Have you checked more that one piston? it almost sounds to me like one of your numbers is off or the machine shop screwed up, since you're getting an error in the range of .020" deck height vs assembly height. If one piston is _that far off_ I wouldn't be really surprised if you found that the decks are cut crooked or uneven side to side, I mean that's a big error somewhere. It also bothers me that you're getting that much variation over the wrist pin on one piston, are you saying there is that much slop in it or that the 2 sides are that different?
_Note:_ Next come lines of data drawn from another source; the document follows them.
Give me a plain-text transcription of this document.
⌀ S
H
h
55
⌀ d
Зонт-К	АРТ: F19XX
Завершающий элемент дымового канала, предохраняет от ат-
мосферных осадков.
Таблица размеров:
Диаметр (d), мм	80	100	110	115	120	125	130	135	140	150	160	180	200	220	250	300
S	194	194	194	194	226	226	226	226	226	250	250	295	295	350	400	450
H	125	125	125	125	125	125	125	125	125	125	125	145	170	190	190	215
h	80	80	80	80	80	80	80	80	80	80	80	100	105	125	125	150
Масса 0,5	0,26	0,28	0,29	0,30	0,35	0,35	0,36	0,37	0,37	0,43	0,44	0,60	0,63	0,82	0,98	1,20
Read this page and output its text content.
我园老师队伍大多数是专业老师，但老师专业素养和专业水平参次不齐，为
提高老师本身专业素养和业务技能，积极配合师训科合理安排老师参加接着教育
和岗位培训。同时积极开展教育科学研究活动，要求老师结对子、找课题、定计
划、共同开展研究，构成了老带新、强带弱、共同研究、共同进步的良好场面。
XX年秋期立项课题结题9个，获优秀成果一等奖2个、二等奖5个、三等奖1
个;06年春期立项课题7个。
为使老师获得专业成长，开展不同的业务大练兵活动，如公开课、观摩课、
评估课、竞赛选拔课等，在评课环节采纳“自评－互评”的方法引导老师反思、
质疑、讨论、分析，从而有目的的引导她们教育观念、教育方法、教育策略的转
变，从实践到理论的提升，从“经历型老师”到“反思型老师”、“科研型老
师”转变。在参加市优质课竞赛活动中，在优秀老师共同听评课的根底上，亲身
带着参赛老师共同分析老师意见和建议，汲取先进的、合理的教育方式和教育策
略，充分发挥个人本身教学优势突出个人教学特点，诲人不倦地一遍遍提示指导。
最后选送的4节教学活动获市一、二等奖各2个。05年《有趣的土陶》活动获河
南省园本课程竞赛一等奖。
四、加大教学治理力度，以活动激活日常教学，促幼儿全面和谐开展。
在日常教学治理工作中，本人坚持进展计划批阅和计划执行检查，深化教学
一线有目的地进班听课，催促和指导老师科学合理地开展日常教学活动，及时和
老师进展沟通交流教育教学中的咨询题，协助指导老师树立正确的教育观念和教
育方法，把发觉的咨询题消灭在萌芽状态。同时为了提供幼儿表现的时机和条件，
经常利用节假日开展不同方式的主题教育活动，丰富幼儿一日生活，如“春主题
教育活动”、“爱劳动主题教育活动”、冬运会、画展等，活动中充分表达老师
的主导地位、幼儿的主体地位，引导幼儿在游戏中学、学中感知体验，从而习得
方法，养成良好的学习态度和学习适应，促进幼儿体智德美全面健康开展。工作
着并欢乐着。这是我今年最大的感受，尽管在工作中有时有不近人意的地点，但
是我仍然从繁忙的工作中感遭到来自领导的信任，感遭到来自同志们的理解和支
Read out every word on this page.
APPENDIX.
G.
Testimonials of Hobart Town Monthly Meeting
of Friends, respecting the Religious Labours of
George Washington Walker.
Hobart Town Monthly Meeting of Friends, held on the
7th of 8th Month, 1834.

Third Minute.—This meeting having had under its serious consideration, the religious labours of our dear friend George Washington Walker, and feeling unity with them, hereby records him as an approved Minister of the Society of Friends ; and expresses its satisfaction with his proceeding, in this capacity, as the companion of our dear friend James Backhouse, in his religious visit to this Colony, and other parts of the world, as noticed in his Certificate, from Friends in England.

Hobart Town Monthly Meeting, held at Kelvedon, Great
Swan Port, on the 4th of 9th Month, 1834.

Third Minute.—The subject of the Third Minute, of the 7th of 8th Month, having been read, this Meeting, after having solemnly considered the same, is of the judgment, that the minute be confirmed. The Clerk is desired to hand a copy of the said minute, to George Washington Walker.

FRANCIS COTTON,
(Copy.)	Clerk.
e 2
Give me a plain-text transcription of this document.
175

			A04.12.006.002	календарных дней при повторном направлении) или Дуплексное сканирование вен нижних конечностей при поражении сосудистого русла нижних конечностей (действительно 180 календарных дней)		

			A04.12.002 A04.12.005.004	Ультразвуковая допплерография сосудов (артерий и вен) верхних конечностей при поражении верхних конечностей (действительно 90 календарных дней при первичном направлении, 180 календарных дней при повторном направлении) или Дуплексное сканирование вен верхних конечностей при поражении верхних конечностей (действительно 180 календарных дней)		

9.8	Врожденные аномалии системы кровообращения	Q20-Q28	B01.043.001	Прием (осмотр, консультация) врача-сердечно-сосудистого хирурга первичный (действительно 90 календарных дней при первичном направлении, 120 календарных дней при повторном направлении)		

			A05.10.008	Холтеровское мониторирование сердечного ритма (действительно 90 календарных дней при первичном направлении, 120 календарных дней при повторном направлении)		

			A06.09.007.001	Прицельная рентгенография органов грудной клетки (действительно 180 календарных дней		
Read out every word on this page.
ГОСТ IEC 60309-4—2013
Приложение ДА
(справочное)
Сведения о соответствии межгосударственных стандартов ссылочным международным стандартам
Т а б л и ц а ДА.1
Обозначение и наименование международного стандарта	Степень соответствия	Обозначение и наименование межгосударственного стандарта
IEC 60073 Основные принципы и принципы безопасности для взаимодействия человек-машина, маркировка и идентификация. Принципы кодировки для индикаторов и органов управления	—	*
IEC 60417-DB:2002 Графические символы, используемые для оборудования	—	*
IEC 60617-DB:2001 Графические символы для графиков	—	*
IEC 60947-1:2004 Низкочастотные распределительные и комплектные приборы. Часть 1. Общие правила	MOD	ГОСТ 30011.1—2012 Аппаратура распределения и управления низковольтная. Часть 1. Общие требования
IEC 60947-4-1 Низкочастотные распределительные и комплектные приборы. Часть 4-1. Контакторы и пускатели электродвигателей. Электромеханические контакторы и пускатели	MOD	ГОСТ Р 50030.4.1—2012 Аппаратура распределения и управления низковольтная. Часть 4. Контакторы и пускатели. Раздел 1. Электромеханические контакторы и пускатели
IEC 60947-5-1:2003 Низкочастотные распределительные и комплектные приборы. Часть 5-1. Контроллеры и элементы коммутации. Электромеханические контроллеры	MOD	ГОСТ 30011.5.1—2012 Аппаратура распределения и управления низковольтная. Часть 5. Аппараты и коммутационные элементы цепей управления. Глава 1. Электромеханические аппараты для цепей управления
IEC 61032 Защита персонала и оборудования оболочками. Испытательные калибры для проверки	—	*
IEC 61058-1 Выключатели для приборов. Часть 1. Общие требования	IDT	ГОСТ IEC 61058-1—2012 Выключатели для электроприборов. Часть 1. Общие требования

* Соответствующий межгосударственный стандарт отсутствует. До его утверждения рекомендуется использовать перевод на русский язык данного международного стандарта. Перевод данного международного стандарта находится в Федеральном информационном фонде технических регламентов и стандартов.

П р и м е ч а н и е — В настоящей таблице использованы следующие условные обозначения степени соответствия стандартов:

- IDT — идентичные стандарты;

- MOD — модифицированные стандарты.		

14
If you're sure about the numbers on the parts than I'd be measuring the thing as many ways as I could come up with looking for machining errors (are the decks straight, are they 90* to each other, are the 90* to he bores...)

Assuming that something else isn't wrong, then you're right, the height you measure is the height you have, don't do any special stuff trying to get it to move, just turn it over, find TDC and measure, the typical >.035 or .040" quench clearance is to account for things trying to stretch while the engine is running, that is why it's not uncommon that when you get below the .030" range you start seeing evidence of the piston touching the cylinder head when you run it.

As long as you don't find other problems and you're finding that all the pistons are at least .006" in the hole, I'd feel safe running a .040" gasket, heck, it's just an engine, right? If I had a reason to I'd consider tempting fate I would even _consider_ running something as think as .028" (.034" quench, that's about as tight as I've ever tried going and didn't have any signs of any problems).